Meghan Sullivan '08 A.A.
At age 19, Meghan Sullivan started noticing changes in her balance and caught herself twitching slightly. Though the symptoms were subtle, she and her family knew they probably signaled Huntington's disease. When Meghan was two and a half years old, her father was diagnosed with Huntington's, a progressive neurological disease with no known cure and a 50% chance of passing on to the next generation. Over the next 17 years, the disease changed John Sullivan's life—and his family's.
By the time Meghan was diagnosed, her father required constant care; he was hospitalized and could no longer communicate. Meghan knew Huntington's meant physical, emotional and mental deterioration. And she was angry about it. "I didn't know what my future would hold," she says.
Diagnosed with just six weeks left in the semester, Meghan dropped out of school.
Then she remembered one of the things her father had said years earlier. "If you ever get this," he told his daughters, "don't lie down and die. Keep going as long as you can."
Meghan talked to her academic advisor and discovered that if she changed her major, she could earn an associate degree with just four more courses. Student Development staff were willing to allow Meghan to stay in campus housing even though she could no longer study full-time. Within a week, she was back in school. "Riv was really supportive—we're both so happy she chose here," says Meghan's mother, Cheryl.
Meghan also began advocating for Huntington's research. "Advocacy helps me feel better," she says. In fall 2007, she spoke at a dinner for doctors and Huntington's researchers from around the world. She's also spoken at the Massachusetts state house to support legislation helping the disabled and was the subject of a brief documentary for researchers at pharmaceutical company Novartis.

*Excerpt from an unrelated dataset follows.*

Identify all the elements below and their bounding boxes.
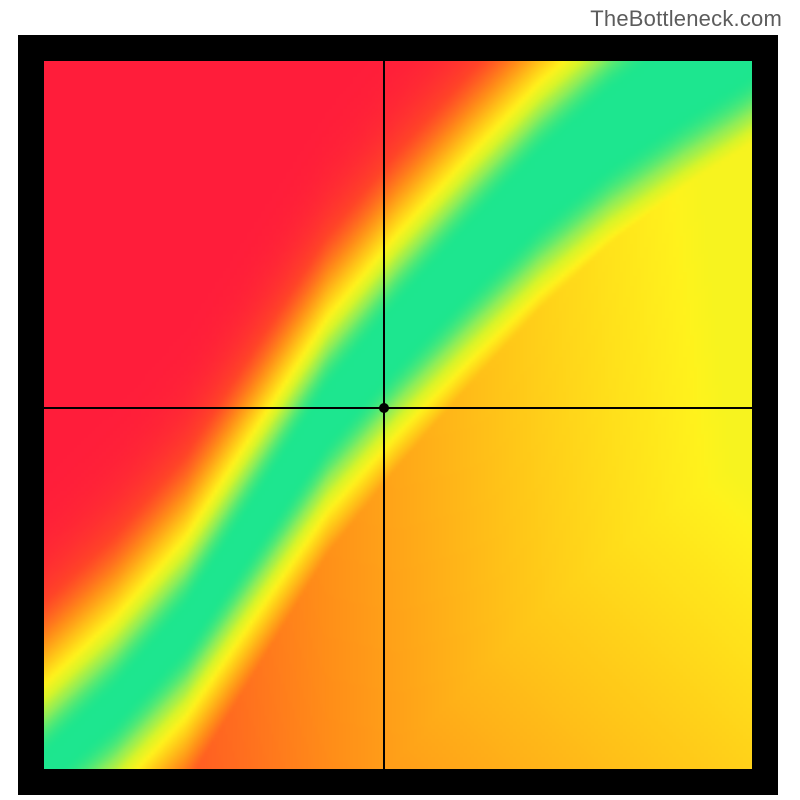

In May 2008, Meghan earned her associate in liberal arts. Since then, she has audited a course at Rivier each semester, and she and her mother have spoken in classes at various colleges, including Plymouth State, Franklin Pierce, Boston College, and Endicott. Meghan's mother says people didn't always understand why Meghan couldn't work or take a full course load. "For a young person to think that Meghan's 23 and could be in a wheel chair by 25—they have to deal with thoughts they don't usually face until they're much older," she says.

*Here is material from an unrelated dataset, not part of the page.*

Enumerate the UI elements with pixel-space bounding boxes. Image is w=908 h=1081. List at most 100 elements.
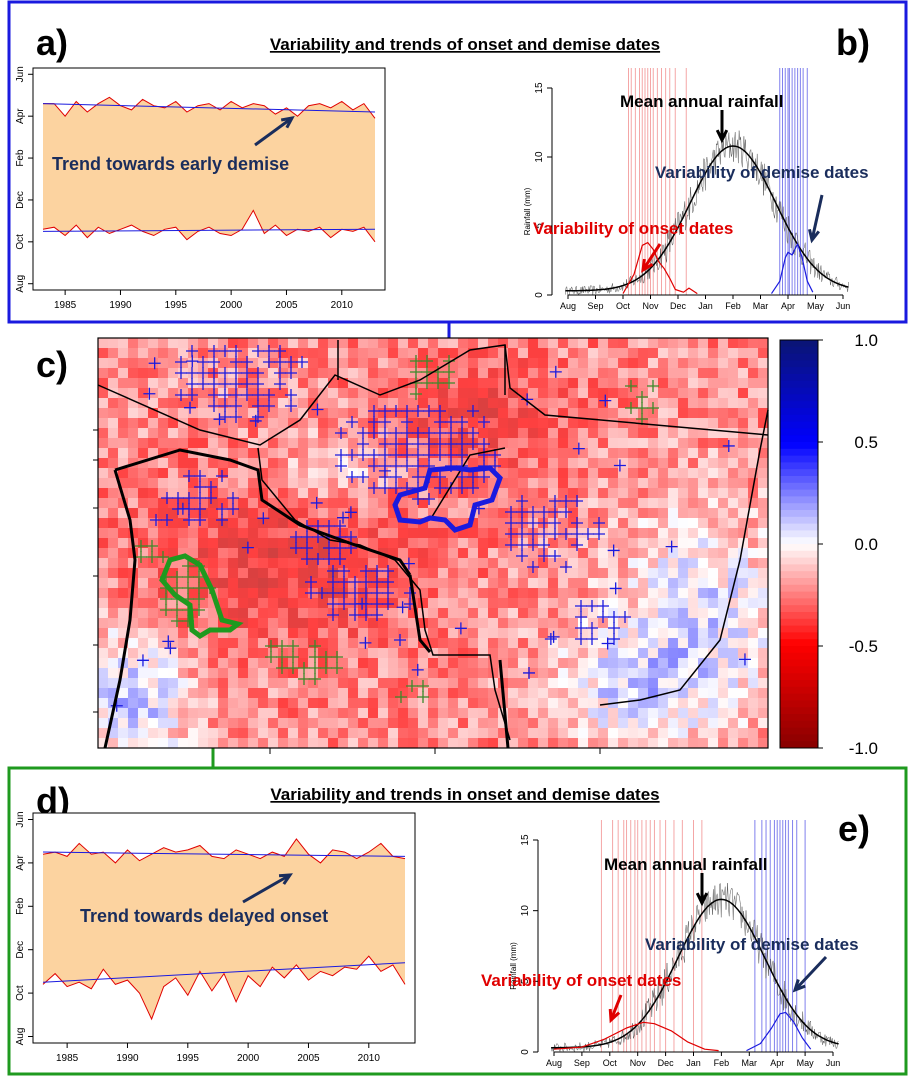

Meghan's father died in September 2008 without ever learning that he had passed Huntington's on to his daughter. "My dad was in Tewksbury Hospital for eight years," Meghan says. While many people in her shoes might choose to avoid similar settings, Meghan volunteers at the Lowell Health Care Center, a nursing home. "They have a whole unit of Huntington's residents there, which is rare," she says.
Meghan shadows the social worker at the health care center and provides companionship for the residents. "People think it would be sad for me, but it isn't," she says. She enjoys visiting with residents. She plays board games with them, brushes and braids hair, listens to them and holds hands to offer comfort and support.
Though Meghan doesn't know what her future holds or how long she can continue her volunteer work, she's driven to make a difference for as long as she possibly can.